The current account deficit as a ratio of GDP recovered from 1.5% in the first quarter to 0.9% in quarter two, the SA Reserve Bank (SARB) said on Thursday.
The deficit on the current account of the balance of payments narrowed to R64.6bn in the second quarter from a revised R106.9bn in the first quarter.
The trade surplus widened further from R165.8bn in the first quarter of 2024 to R187.4bn in the second quarter as the value of goods exports increased more than that of merchandise imports.
“The increase in the value of exports of goods and services in the second quarter of 2024 reflected higher prices while the increase in imports of goods and services reflected both higher volumes and prices,” the SARB said.
Notably, net gold exports surged 34% quarter on quarter after falling 7.6% in the previous quarter.
Nedbank economists Liandra da Silva and Nicky Weimar said the increase was mainly driven by the gold price, which climbed 4.5% during the quarter as demand for the safe-haven asset increased on uncertainties surrounding geopolitical tensions and the timing of US interest rate cuts. Total exports (including net gold exports) increased by 3.5% in the second quarter after contracting 0.6% in the first quarter.
Merchandise imports rebounded during the quarter, up by 2.6%, after a 4.5% contraction in the previous quarter.
“The significant recovery in the current account is welcomed but does not suggest a turnaround in global and domestic economic conditions. Inflation has continued to ease across the world, but interest rates largely remain elevated, with only a few key economies having cut and by a small margin,” Da Silva and Weimar said.
They expected demand conditions to show more recovery towards the end of the year “as declining inflation and interest rate cuts bolster overall trade”.
However, exports will likely continue to outweigh imports as muted growth and fixed investment activity weigh on domestic demand.
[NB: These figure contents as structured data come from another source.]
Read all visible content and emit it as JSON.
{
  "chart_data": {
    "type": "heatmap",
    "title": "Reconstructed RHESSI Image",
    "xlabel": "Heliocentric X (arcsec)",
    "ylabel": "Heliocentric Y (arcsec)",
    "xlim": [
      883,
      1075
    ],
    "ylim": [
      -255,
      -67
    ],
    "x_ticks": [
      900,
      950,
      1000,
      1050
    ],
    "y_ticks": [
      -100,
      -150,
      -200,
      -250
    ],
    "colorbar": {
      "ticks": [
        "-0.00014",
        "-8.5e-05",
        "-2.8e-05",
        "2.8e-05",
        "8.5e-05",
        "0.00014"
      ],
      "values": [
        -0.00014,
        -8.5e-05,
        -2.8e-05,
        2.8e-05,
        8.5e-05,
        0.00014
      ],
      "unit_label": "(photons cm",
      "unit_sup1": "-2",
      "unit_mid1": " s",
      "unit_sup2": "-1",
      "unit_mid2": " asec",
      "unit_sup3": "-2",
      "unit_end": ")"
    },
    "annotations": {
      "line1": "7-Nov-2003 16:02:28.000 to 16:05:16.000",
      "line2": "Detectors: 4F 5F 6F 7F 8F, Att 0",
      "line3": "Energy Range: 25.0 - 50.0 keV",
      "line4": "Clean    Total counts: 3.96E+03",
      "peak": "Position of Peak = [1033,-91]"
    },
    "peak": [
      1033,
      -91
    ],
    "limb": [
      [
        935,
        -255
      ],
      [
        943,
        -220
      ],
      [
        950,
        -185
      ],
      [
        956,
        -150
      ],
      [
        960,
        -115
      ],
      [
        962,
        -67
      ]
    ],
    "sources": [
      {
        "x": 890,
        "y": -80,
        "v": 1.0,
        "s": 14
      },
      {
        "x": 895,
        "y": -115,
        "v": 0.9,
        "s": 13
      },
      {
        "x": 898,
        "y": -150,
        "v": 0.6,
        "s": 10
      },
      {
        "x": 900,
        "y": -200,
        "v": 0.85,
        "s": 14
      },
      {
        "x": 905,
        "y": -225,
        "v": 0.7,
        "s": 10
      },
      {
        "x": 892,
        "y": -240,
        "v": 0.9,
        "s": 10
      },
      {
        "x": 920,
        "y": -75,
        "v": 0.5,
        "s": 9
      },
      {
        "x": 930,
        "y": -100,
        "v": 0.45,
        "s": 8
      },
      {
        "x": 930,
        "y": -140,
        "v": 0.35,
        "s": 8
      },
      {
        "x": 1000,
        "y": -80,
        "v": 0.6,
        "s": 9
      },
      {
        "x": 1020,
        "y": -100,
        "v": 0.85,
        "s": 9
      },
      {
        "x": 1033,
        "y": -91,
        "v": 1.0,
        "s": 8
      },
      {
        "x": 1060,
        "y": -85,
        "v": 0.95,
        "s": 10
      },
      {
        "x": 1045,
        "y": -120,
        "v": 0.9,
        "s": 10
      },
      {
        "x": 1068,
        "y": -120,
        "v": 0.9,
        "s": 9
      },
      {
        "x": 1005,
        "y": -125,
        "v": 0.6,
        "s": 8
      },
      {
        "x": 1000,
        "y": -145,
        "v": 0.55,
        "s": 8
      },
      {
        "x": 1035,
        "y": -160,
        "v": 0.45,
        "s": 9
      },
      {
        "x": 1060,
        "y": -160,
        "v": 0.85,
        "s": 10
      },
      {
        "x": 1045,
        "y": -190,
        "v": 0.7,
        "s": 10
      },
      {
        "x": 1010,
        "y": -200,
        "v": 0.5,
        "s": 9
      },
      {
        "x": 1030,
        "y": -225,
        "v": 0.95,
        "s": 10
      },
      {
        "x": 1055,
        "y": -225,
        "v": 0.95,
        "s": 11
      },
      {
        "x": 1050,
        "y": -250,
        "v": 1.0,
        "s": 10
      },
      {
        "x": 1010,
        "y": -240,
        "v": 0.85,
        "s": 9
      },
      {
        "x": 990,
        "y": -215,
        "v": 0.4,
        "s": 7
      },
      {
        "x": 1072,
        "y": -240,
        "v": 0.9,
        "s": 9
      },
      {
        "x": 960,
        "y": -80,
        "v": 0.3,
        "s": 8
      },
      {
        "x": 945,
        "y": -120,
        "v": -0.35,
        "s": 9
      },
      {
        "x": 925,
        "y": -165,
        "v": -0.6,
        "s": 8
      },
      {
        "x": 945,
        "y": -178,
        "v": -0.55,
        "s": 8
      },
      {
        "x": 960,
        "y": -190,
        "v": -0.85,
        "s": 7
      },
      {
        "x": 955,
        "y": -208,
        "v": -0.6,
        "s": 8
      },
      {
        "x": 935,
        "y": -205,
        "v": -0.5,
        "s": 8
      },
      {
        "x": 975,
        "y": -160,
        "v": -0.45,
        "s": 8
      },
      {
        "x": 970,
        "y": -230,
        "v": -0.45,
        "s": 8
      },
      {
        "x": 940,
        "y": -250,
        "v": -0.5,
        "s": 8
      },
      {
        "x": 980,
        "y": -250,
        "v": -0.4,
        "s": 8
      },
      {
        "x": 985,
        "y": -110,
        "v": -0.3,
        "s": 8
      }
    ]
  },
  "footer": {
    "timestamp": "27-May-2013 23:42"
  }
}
We expect the trade account to remain in a surplus, albeit softer, for the remainder of the year.
Nedbank has forecast a current account deficit of 1.2% of GDP for 2024 compared with 1.6% in 2023.
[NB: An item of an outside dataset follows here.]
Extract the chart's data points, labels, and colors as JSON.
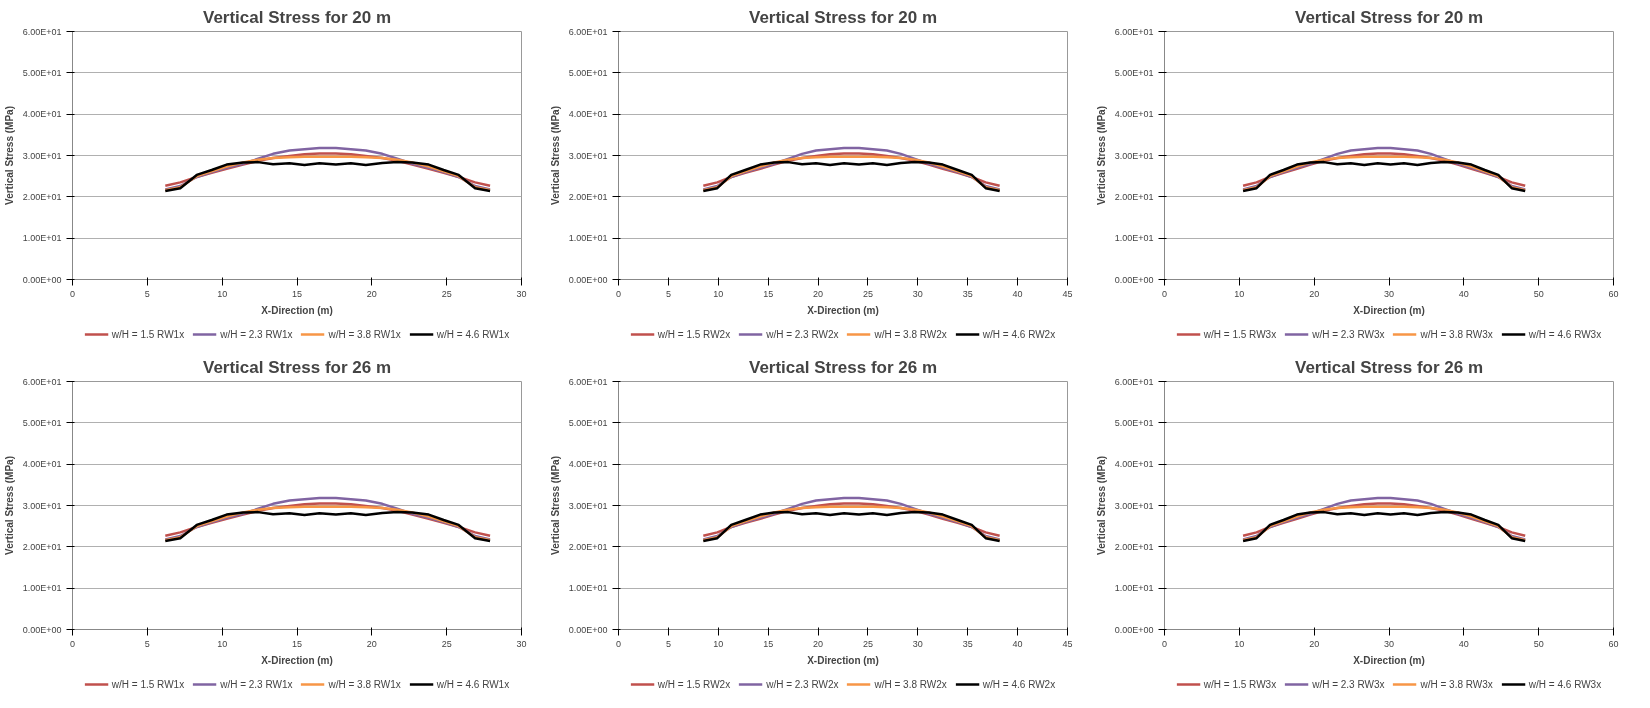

Jee-A van der Linde, senior economist at Oxford Economics, said SA has recorded a deficit on its current account for nine consecutive quarters, and was likely to persist.
Supply-side constraints continued to restrict exports, he said, However, there was “heightened optimism” that more private-public partnerships in rail and port logistics, for example, could alleviate supply-side constraints and help boost export capacity.
“Stimulating demand by unlocking new export destinations or galvanising existing ones could lift exports further,” said Van der Linde.